Dijitalleşme ile Türk tarımını, tarım 4.0’a taşımayı hedefliyoruz

ICT Media ICT Media
9 Haziran 2020 00:00
Paylaş

Uzun yıllar kendi kendine yetebilen sayılı ülkeler arasında yer alan Türkiye, son yıllarda tarımla yeni politikalar geliştirmeye, yeni adımlar atmaya başladı. Bu adımların merkezinde ise dijital dönüşüm yer alıyor. Bu çerçevede 2020 yılı Bakanlık tarafından tarımda dijitalleşme yılı ilan edildi. Tarım ve Orman Bakan Yardımcısı Mehmet Hadi TUNÇ, Dünyada yükselen küreselleşme ve teknolojinin artan kullanımının dijitalleşmeyi zorunluluk haline getirdiğini söyledi. Yeni hayata geçirilen Dijital Tarım Pazarı hakkında bilgi veren Tunç, tarımda dijital dönüşümün amaçlarını, temel parametrelerini ve akıllı tarım uygulamalarını ICT MEDIA’ya anlattı.

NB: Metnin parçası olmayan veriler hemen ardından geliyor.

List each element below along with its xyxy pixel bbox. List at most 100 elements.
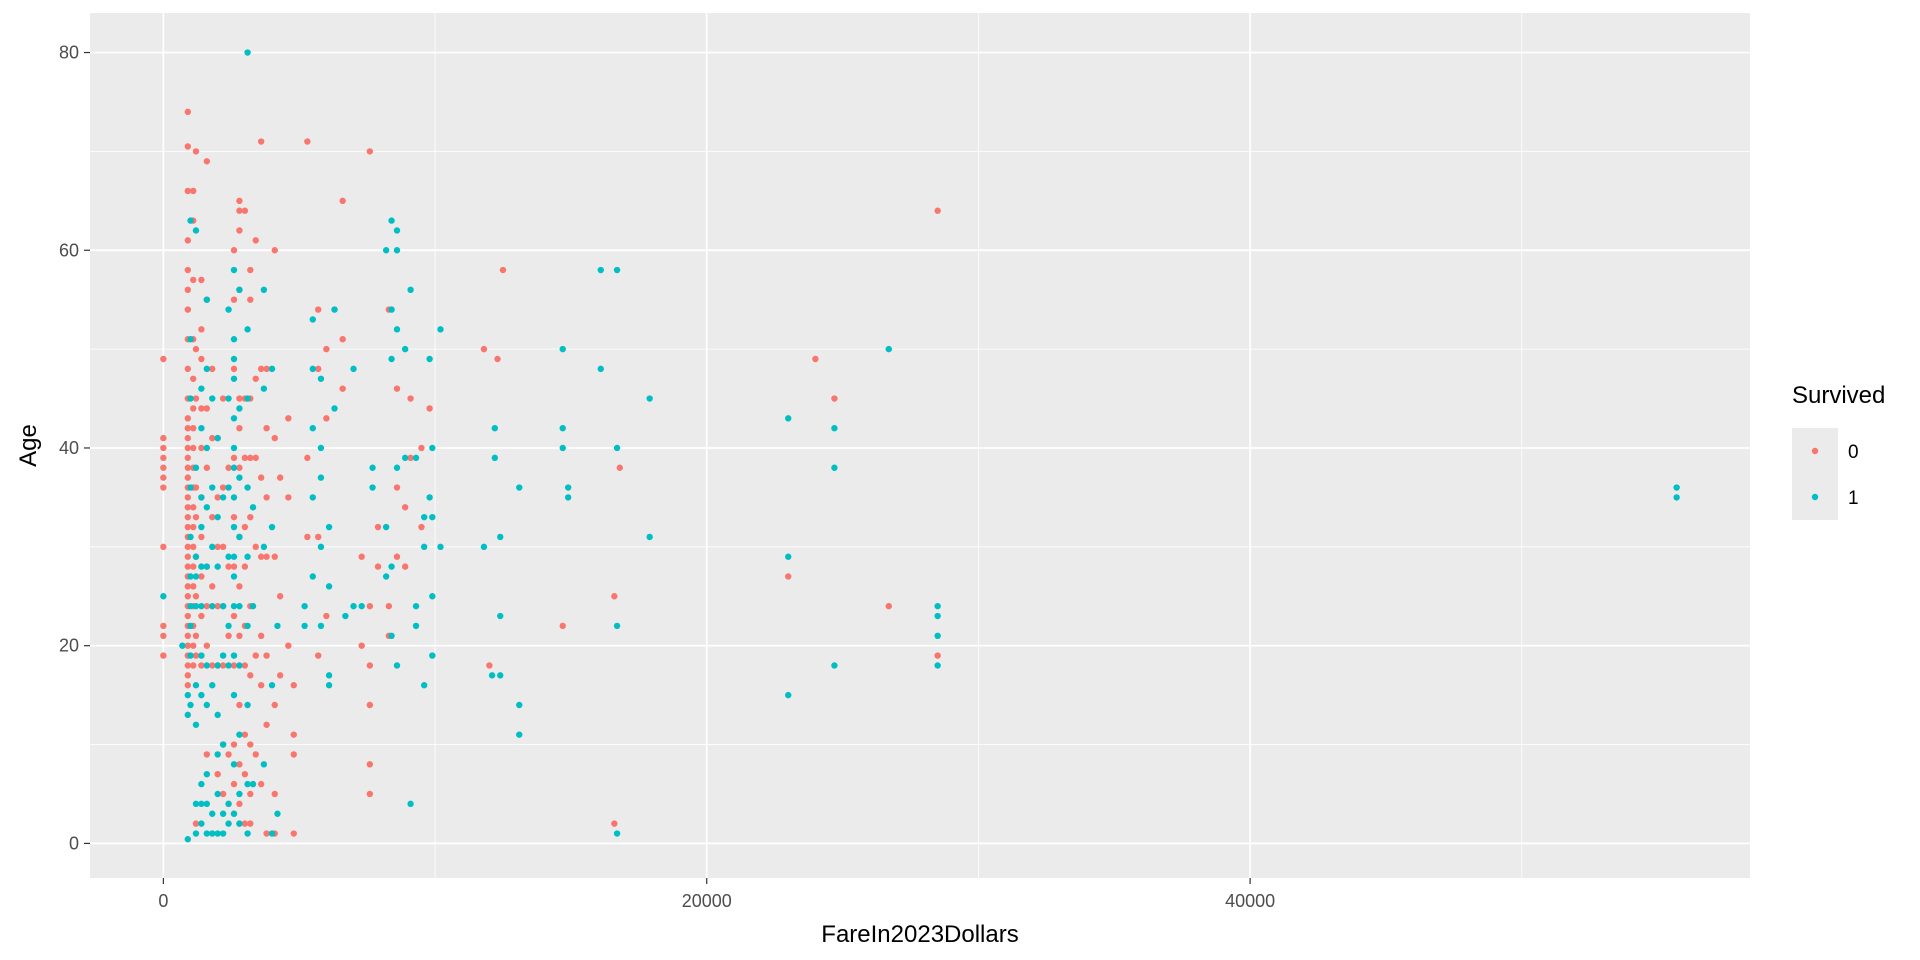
data-point-survived-1 [342, 612, 349, 620]
data-point-survived-0 [225, 751, 232, 758]
data-point-survived-0 [611, 593, 618, 600]
legend-key-point [1811, 447, 1819, 455]
data-point-survived-1 [230, 375, 238, 382]
data-point-survived-1 [184, 836, 192, 843]
data-point-survived-0 [315, 652, 322, 659]
data-point-survived-1 [401, 345, 409, 353]
data-point-survived-0 [209, 583, 216, 590]
data-point-survived-1 [214, 711, 221, 719]
data-point-survived-0 [209, 513, 216, 521]
data-point-survived-1 [559, 425, 566, 432]
data-point-survived-0 [407, 454, 414, 462]
data-point-survived-1 [230, 444, 238, 452]
data-point-survived-0 [339, 336, 346, 343]
data-point-survived-1 [187, 533, 194, 541]
data-point-survived-1 [219, 741, 227, 748]
data-point-survived-1 [426, 494, 433, 501]
data-point-survived-1 [388, 217, 395, 224]
data-point-survived-1 [184, 691, 192, 699]
data-point-survived-0 [252, 375, 259, 382]
data-point-survived-1 [249, 602, 257, 610]
data-point-survived-1 [785, 553, 792, 560]
data-point-survived-1 [219, 830, 227, 837]
data-point-survived-1 [209, 810, 216, 817]
data-point-survived-1 [236, 602, 243, 610]
data-point-survived-0 [214, 771, 221, 778]
data-point-survived-1 [192, 830, 200, 837]
data-point-survived-0 [263, 553, 270, 560]
y-tick-label: 80 [59, 43, 79, 63]
data-point-survived-1 [260, 286, 268, 293]
data-point-survived-1 [192, 573, 200, 580]
data-point-survived-0 [241, 563, 249, 570]
data-point-survived-0 [366, 148, 374, 155]
x-tick-label: 40000 [1225, 891, 1275, 911]
data-point-survived-0 [184, 494, 192, 501]
data-point-survived-0 [209, 662, 216, 669]
data-point-survived-1 [249, 504, 257, 511]
data-point-survived-1 [236, 533, 243, 541]
data-point-survived-1 [274, 622, 281, 630]
data-point-survived-1 [358, 602, 365, 610]
data-point-survived-1 [198, 425, 205, 432]
data-point-survived-0 [486, 662, 493, 669]
data-point-survived-1 [209, 543, 216, 551]
data-point-survived-0 [263, 830, 270, 837]
data-point-survived-1 [230, 691, 238, 699]
data-point-survived-0 [198, 573, 205, 580]
data-point-survived-0 [385, 602, 393, 610]
data-point-survived-1 [301, 602, 308, 610]
data-point-survived-1 [192, 553, 200, 560]
data-point-survived-0 [184, 306, 192, 313]
data-point-survived-1 [225, 662, 232, 669]
data-point-survived-1 [388, 355, 395, 363]
data-point-survived-0 [241, 454, 249, 462]
data-point-survived-0 [393, 553, 401, 560]
data-point-survived-1 [225, 553, 232, 560]
data-point-survived-0 [236, 464, 243, 471]
data-point-survived-1 [393, 326, 401, 333]
data-point-survived-1 [203, 771, 211, 778]
data-point-survived-1 [382, 247, 390, 254]
data-point-survived-0 [263, 425, 270, 432]
data-point-survived-0 [257, 474, 265, 481]
data-point-survived-0 [494, 355, 501, 363]
data-point-survived-0 [184, 662, 192, 669]
data-point-survived-1 [219, 494, 227, 501]
data-point-survived-0 [184, 553, 192, 560]
data-point-survived-0 [480, 345, 488, 353]
data-point-survived-1 [597, 266, 604, 274]
data-point-survived-1 [198, 494, 205, 501]
data-point-survived-1 [393, 227, 401, 234]
x-axis-title: FareIn2023Dollars [821, 921, 1018, 948]
data-point-survived-0 [225, 563, 232, 570]
data-point-survived-1 [426, 355, 433, 363]
data-point-survived-1 [831, 662, 838, 669]
x-axis-ticks: 0 20000 40000 [158, 878, 1275, 911]
data-point-survived-1 [192, 602, 200, 610]
data-point-survived-1 [268, 682, 276, 689]
data-point-survived-1 [497, 533, 504, 541]
data-point-survived-0 [263, 365, 270, 373]
data-point-survived-1 [412, 454, 420, 462]
data-point-survived-0 [358, 642, 365, 649]
data-point-survived-1 [420, 682, 428, 689]
data-point-survived-0 [247, 454, 254, 462]
legend: Survived 01 [1792, 382, 1885, 520]
data-point-survived-0 [198, 355, 205, 363]
data-point-survived-0 [241, 820, 249, 827]
data-point-survived-0 [198, 326, 205, 333]
legend-title: Survived [1792, 382, 1885, 409]
data-point-survived-1 [236, 405, 243, 412]
data-point-survived-0 [236, 395, 243, 402]
data-point-survived-0 [263, 494, 270, 501]
data-point-survived-0 [241, 771, 249, 778]
data-point-survived-0 [366, 701, 374, 709]
data-point-survived-0 [236, 207, 243, 214]
data-point-survived-1 [236, 790, 243, 798]
data-point-survived-1 [219, 810, 227, 817]
data-point-survived-1 [230, 573, 238, 580]
data-point-survived-0 [252, 751, 259, 758]
data-point-survived-0 [190, 444, 197, 452]
data-point-survived-0 [290, 830, 297, 837]
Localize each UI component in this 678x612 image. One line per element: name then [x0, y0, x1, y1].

ICT MEDIA: Çin merkezli korona virüs salgını bütün dünyayı olduğu gibi ülkemizi de etkiledi. Salgının yayılımını önlemeye yönelik alınan zorunlu tedbirler ve karantina sürecinin tarım sektörüne yansımaları nasıl oldu? Salgının çiftçiler üzerindeki etkisini minimize etmek için yapılan çalışma ve alınan tedbirler nelerdir? Kısaca bilgi verir misiniz?

Mehmet Hadi TUNÇ: Çin’de başlayan ve tüm dünyada etkisini sürdüren yeni tip korona virüs, tarım ve gıdanın ülkeler için önemini bir kez daha ortaya koymuştur.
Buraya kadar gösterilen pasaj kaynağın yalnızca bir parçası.